In Bethlehem, every household has family abroad, and many of those that remain are giving up on their ability to make a future in their homeland. Tens of thousands of Palestinians, Christians and Muslims, have left Bethlehem in recent decades as a result, hoping to follow relatives abroad to a land where military rule is not the norm and the hopes for economic growth are greater. If they could stay in Palestine, they would; but every year that Israeli military rule continues is another year that thousands are forced to look for jobs elsewhere.

Decades of Israeli military rule have stifled the dreams of a nation. But more than anything, it has been the misleading “peace negotiations” that have killed its hope.

In 1988, millions of Palestinians rose up against Israeli military rule in the “First Intifada”. After five years of resistance they emerged victorious, with the United States forcing Israel to recognize they could not treat Palestinians as military subjects forever. Palestinians managed to secure for themselves a small degree of self-rule in the cities, and attained basic freedoms – like the right to fly their flag and to attend schools where they could learn their own history, previously rights forbidden to them.

Through the Oslo Accords, Israel promised to eventually open a pathway for Palestinian statehood, and the United States promised to hold Israel accountable.

But since 1993, the Palestinians have seen disappointment after disappointment, as successive Israeli governments, both right-wing and left-wing, have reneged on their promises. The number of Israeli settlers living on land confiscated from Palestinians has nearly quadrupled, from around 250,000 to more than 700,000 today, and Palestinians are more restricted than they have ever been.

The hopelessness is palpable in Bethlehem today. Since October, Israeli forces have killed around 130 Palestinians, including 1 a day since the beginning of December. Nearly two dozen Israelis have been killed in attacks by Palestinians in the same period of time, themselves a reaction to the cruel daily violence of occupation. Thousands more Palestinians have been injured by Israeli gunfire at protests against the violence.

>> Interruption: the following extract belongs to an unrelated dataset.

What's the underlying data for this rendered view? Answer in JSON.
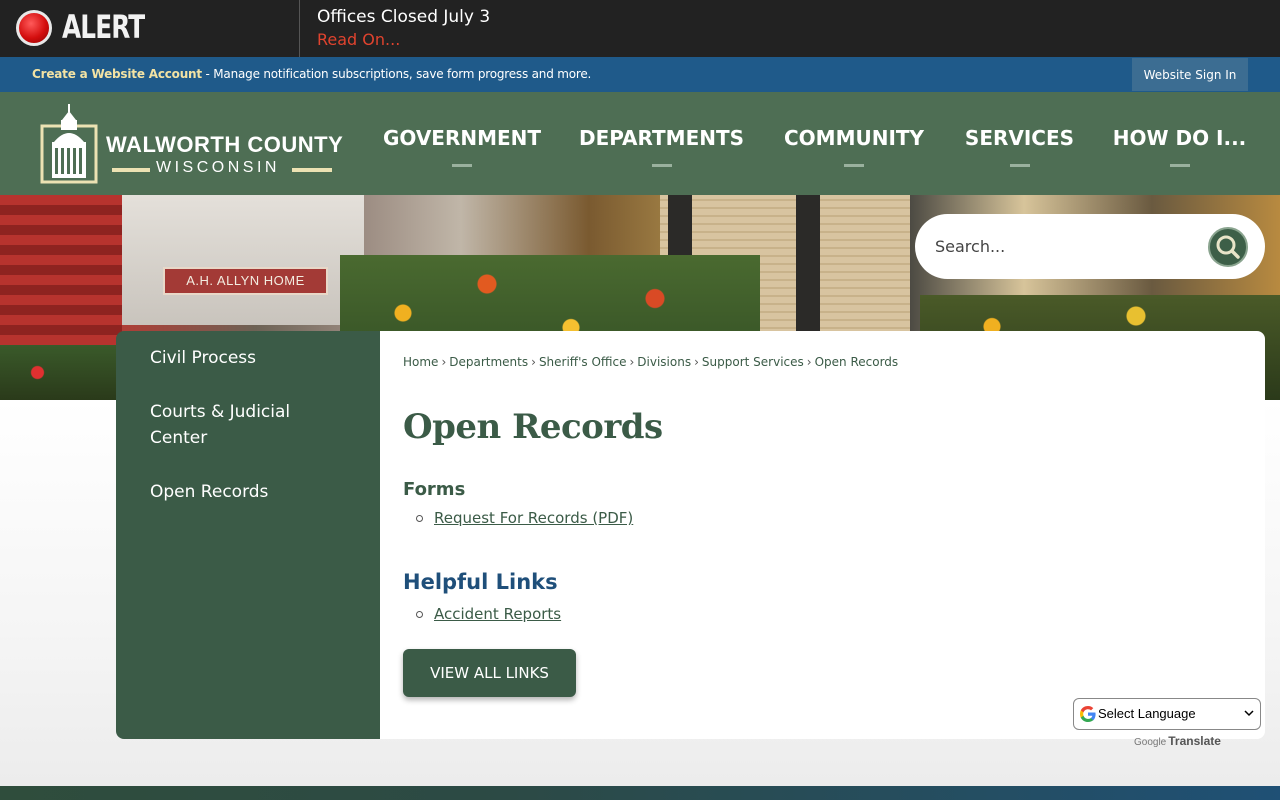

The vast majority of Palestinians are trying their hardest to get by in an extremely difficult situation. But it is not hard to imagine why some turn to violence, given how Israel has manipulated the “peace process” to secure more control over Palestinian lives while refusing to offer anything in return.

The United States is complicit in the situation. Our government funds Israel to the tune of $3 billion a year, the vast majority in military aid. As a result, Israel has managed to carry out its occupation for decades with little or no repercussions.

Palestinians and Israelis of different political stripes have managed to unite around the BDS movement, which calls for a global civil society boycott of Israel until it complies with international law. Western governments have failed to hold Israel accountable, and indeed have actively participated and supported its crimes against the Palestinian people.

The BDS movement calls upon us to take the responsibility to act into our own hands and to realize that decades of peace negotiations have been but a façade for land annexation and the entrenchment of apartheid. The BDS movement calls upon us to instead demand real solutions to real problems.

This Christmas, let us remember the Palestinians clamoring out for justice and peace in their homeland. Let us remember the people of Bethlehem, inhabitants of a town whose name is repeated in churches around the world but whose bleak present-day reality is too often forgotten.

And let us stand us stand together with the Palestinian people in their struggle for freedom, supporting the boycott of Israel until justice in the Holy Land is achieved.